According to the research plan, we studied the existence and uniqueness of solutions for distributed parameter systems described by nonlinear second order evolution equations in the framework of variational method due to Lions. For the nonlinear systems we studied optimal control problems, and established necessary optimality conditions in terms of transposed systems for various types of observations. The conditions are new ones for nonlinear systems.

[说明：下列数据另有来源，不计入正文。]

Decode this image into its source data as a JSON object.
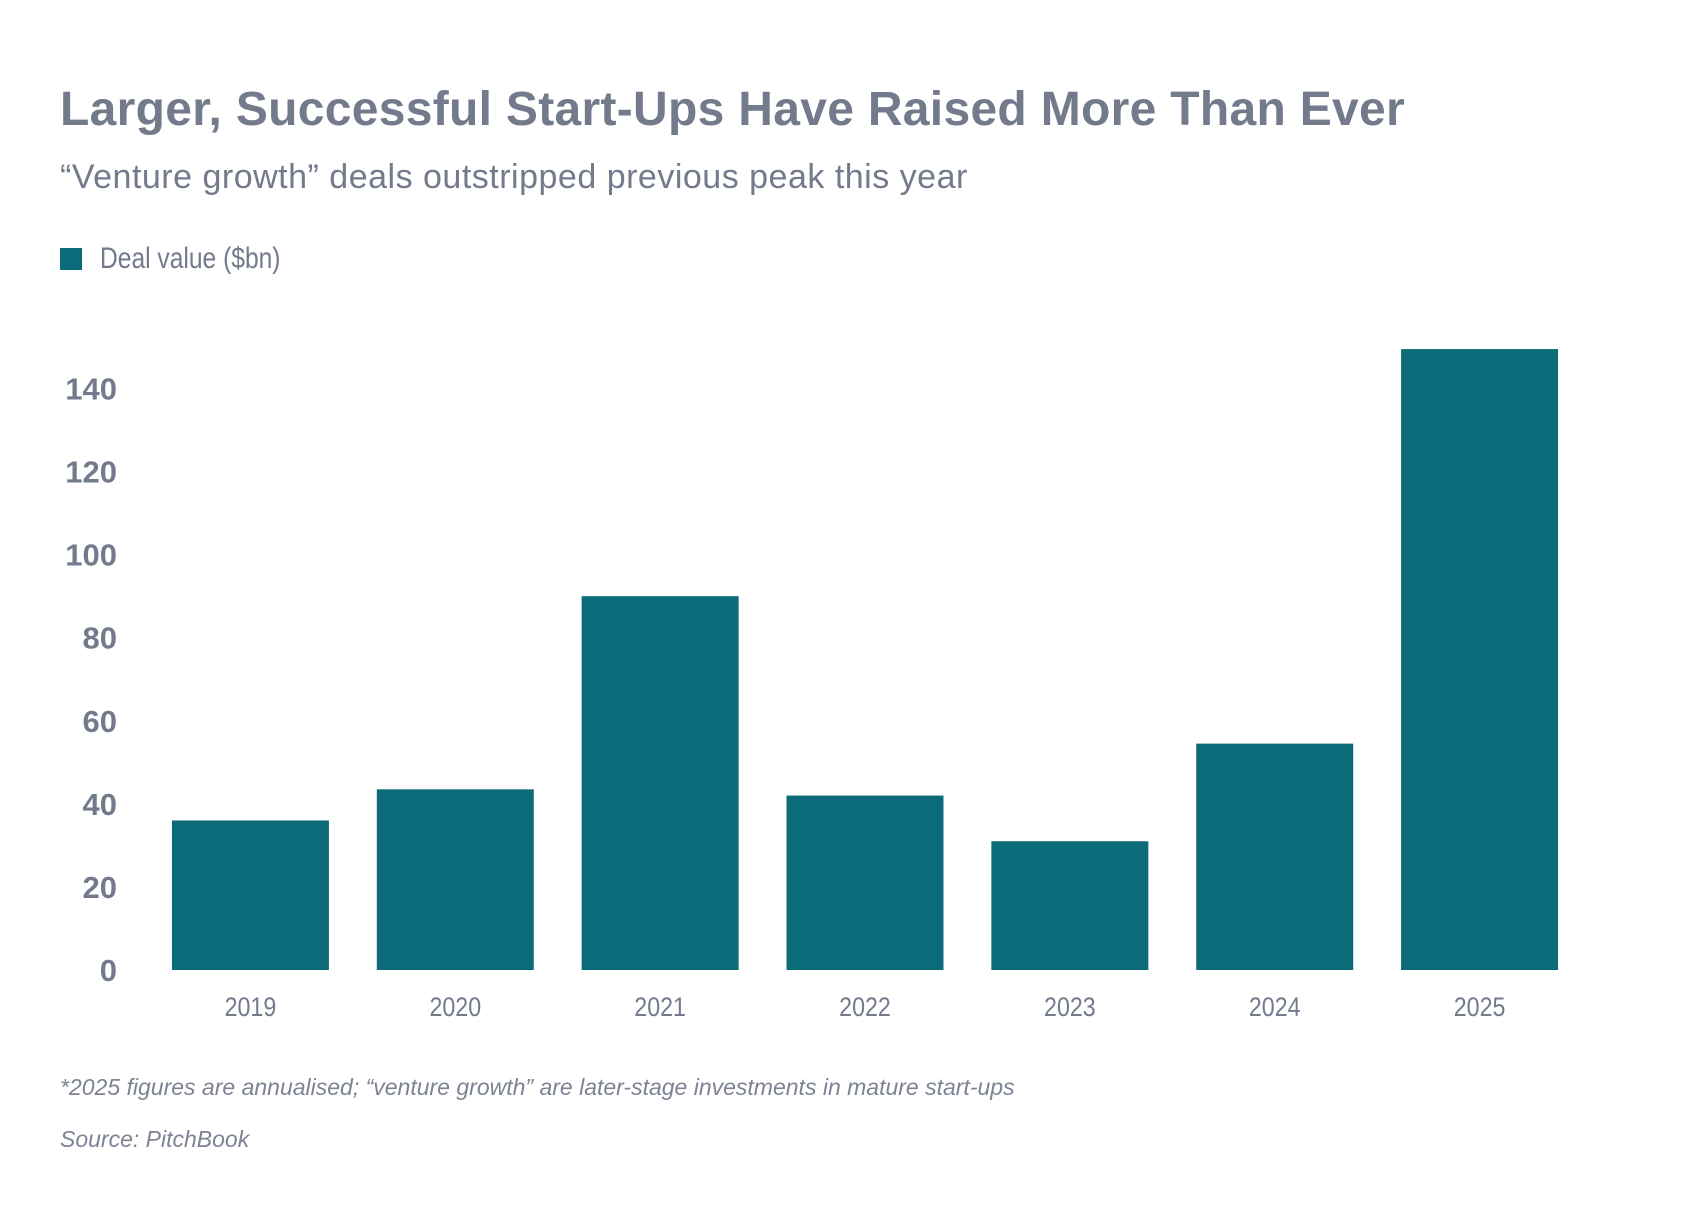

The results were applied to practical systems such as sine-Gordon equation, Klein-Gordon equation, nonlinear damped beam equations and others. Next, for coupled sine-Gordon equations, we studied the numerical analysis of approximate solutions based on finite element method. As a result we observed the chaotic behavior of numerical solutions which depends heavily on physical parameters appearing in the equations. Further the head investigator studied the spatially-varying parameter identifiability in linear distributed parameter systems of parabolic and hyperbolic types by interior domain observations. This is a kind of inverse problems and he established several necessary and sufficient conditions for the identifiability. Also he solved the findpath problem of moving objects by means of Liapounof functions with the help of Drs. Ha and Vanualailai. The results of other investigatos are as follows. The investigator Nambu established the characterization of the domain of fractional powers of a class of elliptic differential operators with feedback boundary conditions. The investigator Tabata, by using the idea of optimality conditions, proposed and investigated the model equations for geographic spread of an epidemic. The investigator Naito studied nonlinear elliptic distributed parameter systems and established new conditions for the existence and nonexistence of positive radial solutions. The results of all investigators were published in the journals given below.

根据研究计划，我们在Lions的变分方法框架下研究了由非线性二阶发展方程描述的分布参数系统解的存在唯一性。对于非线性系统，我们研究了最优控制问题，并建立了关于转置系统的最优性必要条件。这些条件对于非线性系统是新的。将所得结果应用于sine-Gordon方程、Klein-Gordon方程、非线性阻尼梁方程等实际系统。其次，针对耦合sine-Gordon方程，研究了基于有限元方法的近似解的数值分析。结果，我们观察到的数值解的混沌行为，这在很大程度上取决于物理参数出现在方程。此外，首席研究员研究了空间变化的参数可识别性的线性分布参数系统的抛物线和双曲型的内部域的意见。这是一类反问题，他建立了几个充分必要条件的可识别性。此外，他解决了findpath问题的移动对象的手段Liapounof功能的帮助下，哈博士和Vanualailai。其他研究的结果如下。研究者Nambu建立了一类带反馈边界条件的椭圆型微分算子的分数幂域的特征。研究者Tabata利用最优性条件的思想，提出并研究了流行病地理传播的模型方程。内藤研究了非线性椭圆型分布参数系统，建立了正径向解存在和不存在的新条件。所有研究者的结果均发表在以下期刊上。

项目成果

J.Ha: "Optimal control of a linear damped second order evolution equation system in Hilber space" Mem.Grad.School Sci,& Technol.,Kobe Univ.15-A. 127-145 (1997)

J.Ha：“希尔伯空间中线性阻尼二阶演化方程组的最优控制”Mem.Grad.School Sci，

S.Nakagiri: "Regional identifiability of spatially-varying parameters in distributed parameter systems of parabolic type" Proceedings of the 11th IFAC Symposium on System Identification. Vol.1. 351-356 (1997)

S.Nakagiri：“抛物型分布参数系统中空间变化参数的区域可辨识性”第 11 届 IFAC 系统辨识研讨会论文集。

M.Tabata: "The spectrum of the linear transport operator with a potential term under the spatial oeriodicity condition" Rendiconti dell Sem. Mat. Univ. Padova. 97-1. 1-23 (1997)

M.Tabata：“空间偶数条件下具有潜在项的线性传输算子的谱”Rendiconti dell Sem。

N.Eshima: "The RC (M) association model and canonical correlation analysis" J.Japan Statistical Society. 27-1. 109-120 (1997)

N.Eshima：“RC（M）关联模型和典型相关分析”J.日本统计学会。

M.Tabata: "A model for the geographic spread of an epidemic which infects human beings" Mem.Grad.School Sci.& Technol., Kobe Univ.16-A. 167-188 (1998)

M.Tabata：“感染人类的​​流行病地理传播的模型”Mem.Grad.School Sci。